You can create your own optimal basis set using the **Make_flobs** GUI; either type **Make_flobs** from the command line, or find it under the **Utils** button in the FEAT GUI. The GUI is fairly self-explanatory; using the figure that appears, showing the HRF and its different controlling parameters (time widths set in seconds and the height parameter relative to the main peak height, which is set at 1), set the range you wish for each parameter. Press **Preview** and the basis set will be generated (with a reduced number of samples for speed), popping up a web browser window with the results, typically in a minute or less. The eigenvalues plot shows the eigenvalues for the most important basis functions which explain 99.5% of the variance. This might help you to refine your choice of the number of basis functions to use.

Now select an output directory name for the basis function information to get saved into (e.g. /Users/karl/my_basis_set.flobs) and press **Go**. Now the full number of samples will be generated and all necessary data (primarily the basis functions and their means and covariances when re-projected back onto the samples) will get saved for use in FEAT or in filmbabe.

If you are using the basis set inside FEAT, just select the **optimal/custom** HRF convolution option in the FEAT model setup GUI (for **ALL** relevant EVs!) and use the adjacent file browser button to change the default FLOBS directory to the one you have just created (again, you must do this for **ALL** relevant EVs).

## Group Level Analysis with Basis Functions

There are two main options open to you:

(1) The typically taken approach is to only pass up to the group level the canonical HRF regression parameter estimates. This makes for a simple group analysis (with some variable sensitivity), and the benefits of including the basis function at the first level are still felt in terms of accounting for HRF variability, without which: - there would be increased error in the first level GLM fit - the explanatory power of certain first level original EVs may be overstated

(2) Calculate a size summary statistic from the single session analyses (e.g., the amplitude at the peak of the HRF response - note that this is more interpretable than quantities like the zfstats, or the root mean square of the HRF basis function regression parameter estimates), and pass that up to the group level. However, the population distribution of such summary statistics will be non-Gaussian, and so non-parametric randomisation will be needed at the group level. Note that currently the amplitude at the peak of the HRF response is not provided by FEAT... so you would need to calculate that yourself. This should be included in a future release.

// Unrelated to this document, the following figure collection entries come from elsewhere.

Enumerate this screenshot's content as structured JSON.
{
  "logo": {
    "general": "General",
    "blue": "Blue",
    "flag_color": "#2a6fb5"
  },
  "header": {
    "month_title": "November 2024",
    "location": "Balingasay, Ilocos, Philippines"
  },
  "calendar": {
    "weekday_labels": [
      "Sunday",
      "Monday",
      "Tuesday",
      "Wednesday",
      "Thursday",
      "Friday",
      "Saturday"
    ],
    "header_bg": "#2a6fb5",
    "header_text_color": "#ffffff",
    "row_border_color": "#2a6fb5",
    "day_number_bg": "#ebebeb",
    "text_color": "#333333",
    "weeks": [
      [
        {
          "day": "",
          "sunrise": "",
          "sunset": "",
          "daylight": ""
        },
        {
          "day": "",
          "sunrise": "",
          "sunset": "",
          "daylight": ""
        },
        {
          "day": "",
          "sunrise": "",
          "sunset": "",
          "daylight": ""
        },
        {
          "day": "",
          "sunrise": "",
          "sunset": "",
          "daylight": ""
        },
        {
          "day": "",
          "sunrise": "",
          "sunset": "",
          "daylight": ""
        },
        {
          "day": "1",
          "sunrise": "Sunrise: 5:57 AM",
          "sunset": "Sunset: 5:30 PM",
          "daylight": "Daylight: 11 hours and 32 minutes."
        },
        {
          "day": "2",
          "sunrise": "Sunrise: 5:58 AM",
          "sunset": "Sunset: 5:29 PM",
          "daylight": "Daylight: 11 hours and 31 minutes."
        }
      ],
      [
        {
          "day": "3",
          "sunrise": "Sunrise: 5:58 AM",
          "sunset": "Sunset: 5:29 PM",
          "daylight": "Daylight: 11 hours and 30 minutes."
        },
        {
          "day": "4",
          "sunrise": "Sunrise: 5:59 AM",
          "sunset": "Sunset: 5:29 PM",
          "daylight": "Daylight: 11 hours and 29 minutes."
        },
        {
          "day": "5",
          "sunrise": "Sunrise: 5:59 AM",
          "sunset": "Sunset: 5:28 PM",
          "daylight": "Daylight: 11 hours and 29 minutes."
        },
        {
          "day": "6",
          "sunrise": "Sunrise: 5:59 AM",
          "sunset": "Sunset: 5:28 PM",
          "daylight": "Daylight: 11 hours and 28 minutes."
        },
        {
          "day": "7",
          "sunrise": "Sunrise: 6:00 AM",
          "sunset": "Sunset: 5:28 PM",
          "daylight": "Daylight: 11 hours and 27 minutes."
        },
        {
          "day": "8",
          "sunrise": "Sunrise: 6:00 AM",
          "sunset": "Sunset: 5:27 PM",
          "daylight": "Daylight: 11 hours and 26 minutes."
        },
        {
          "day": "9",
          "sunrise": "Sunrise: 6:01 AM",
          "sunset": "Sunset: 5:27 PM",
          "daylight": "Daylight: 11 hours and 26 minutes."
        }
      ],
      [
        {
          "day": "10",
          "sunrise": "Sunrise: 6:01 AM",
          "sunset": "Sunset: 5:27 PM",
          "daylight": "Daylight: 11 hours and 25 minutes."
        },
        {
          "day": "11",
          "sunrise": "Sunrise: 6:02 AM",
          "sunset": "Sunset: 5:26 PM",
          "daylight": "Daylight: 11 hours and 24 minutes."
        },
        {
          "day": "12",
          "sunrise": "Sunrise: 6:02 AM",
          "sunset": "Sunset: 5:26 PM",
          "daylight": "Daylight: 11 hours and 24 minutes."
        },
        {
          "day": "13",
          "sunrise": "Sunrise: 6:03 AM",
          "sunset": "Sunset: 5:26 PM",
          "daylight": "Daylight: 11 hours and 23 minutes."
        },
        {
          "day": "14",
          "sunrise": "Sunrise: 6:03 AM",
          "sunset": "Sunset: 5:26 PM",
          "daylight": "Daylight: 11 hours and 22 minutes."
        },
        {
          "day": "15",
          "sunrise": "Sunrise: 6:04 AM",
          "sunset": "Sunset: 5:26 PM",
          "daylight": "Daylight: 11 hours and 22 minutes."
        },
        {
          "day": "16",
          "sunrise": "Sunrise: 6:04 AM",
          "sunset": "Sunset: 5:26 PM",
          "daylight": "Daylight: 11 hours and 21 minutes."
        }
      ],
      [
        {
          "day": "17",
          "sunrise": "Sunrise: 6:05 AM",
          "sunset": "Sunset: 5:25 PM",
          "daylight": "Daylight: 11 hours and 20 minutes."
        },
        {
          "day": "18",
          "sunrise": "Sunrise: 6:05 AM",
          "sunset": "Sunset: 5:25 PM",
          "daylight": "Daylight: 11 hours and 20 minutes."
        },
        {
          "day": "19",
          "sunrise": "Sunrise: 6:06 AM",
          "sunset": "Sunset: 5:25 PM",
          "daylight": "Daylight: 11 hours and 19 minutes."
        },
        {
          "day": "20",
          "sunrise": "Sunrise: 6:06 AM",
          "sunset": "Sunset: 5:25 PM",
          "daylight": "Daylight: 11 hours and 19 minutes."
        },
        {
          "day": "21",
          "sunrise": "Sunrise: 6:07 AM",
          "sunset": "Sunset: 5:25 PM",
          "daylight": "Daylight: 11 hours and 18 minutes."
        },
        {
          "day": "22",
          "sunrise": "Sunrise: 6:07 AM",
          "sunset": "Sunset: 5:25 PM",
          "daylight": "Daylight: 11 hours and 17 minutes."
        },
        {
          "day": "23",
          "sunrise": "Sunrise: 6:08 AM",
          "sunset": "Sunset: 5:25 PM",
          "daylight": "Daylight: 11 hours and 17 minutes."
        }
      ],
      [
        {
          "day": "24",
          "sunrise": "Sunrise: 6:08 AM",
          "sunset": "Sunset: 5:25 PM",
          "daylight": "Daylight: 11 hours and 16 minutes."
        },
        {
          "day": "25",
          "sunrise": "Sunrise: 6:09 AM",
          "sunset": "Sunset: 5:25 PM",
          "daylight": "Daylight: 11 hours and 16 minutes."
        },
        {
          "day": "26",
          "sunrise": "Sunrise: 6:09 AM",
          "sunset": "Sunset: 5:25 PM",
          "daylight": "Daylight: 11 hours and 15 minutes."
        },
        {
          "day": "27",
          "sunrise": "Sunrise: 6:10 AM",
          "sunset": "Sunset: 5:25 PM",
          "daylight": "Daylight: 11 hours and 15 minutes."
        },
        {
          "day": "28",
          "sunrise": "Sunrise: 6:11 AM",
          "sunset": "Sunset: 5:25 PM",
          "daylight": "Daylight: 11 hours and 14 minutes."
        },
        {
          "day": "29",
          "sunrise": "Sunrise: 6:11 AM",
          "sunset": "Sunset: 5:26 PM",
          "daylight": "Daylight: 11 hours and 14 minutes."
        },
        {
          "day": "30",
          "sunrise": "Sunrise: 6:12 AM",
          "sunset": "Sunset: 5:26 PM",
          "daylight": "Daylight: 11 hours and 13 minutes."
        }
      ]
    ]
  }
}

There is a bit of extra detail needed to make option 2) work. This is because for main effects such size summary statistics will not be symmetrically distributed around zero under the null. This does not happen with differential (e.g. 1 -1) contrasts, as long as the contrasts are computed on the size summary statistics. For main effects, a way to overcome the problem would be to find the direction of the response for an original EV (e.g. by looking at the sign of the regression parameter for the main canonical HRF basis function regressor), and then to apply this sign to the size summary statistic.

For more details see the page on alternative statistics for basis functions.

## filmbabe

If you want to try the filmbabe program (don't forget it's a beta release which hasn't been heavily tested yet!) then you should do the following:

- Read the paper or techrep linked to above.
Create your optimal basis set using

**Make_flobs**.- Run FEAT as normal, using this new basis set.
Use

**filmbabescript**as an easy way to run filmbabe, carry out inference (thresholding) and generate a web-page report. The usage is:

`filmbabescript <feat_directory> <flobs_directory>`

Note that the stats output from filmbabe does **not** follow a simple understood null-distribution (in the null case) so the standard methods for thresholding (like those currently used in FEAT) are not valid. Therefore filmbabescript makes use of the mm spatial mixture modelling program, which explicitly models both the null and the activation parts of the final stats image, allowing valid inference.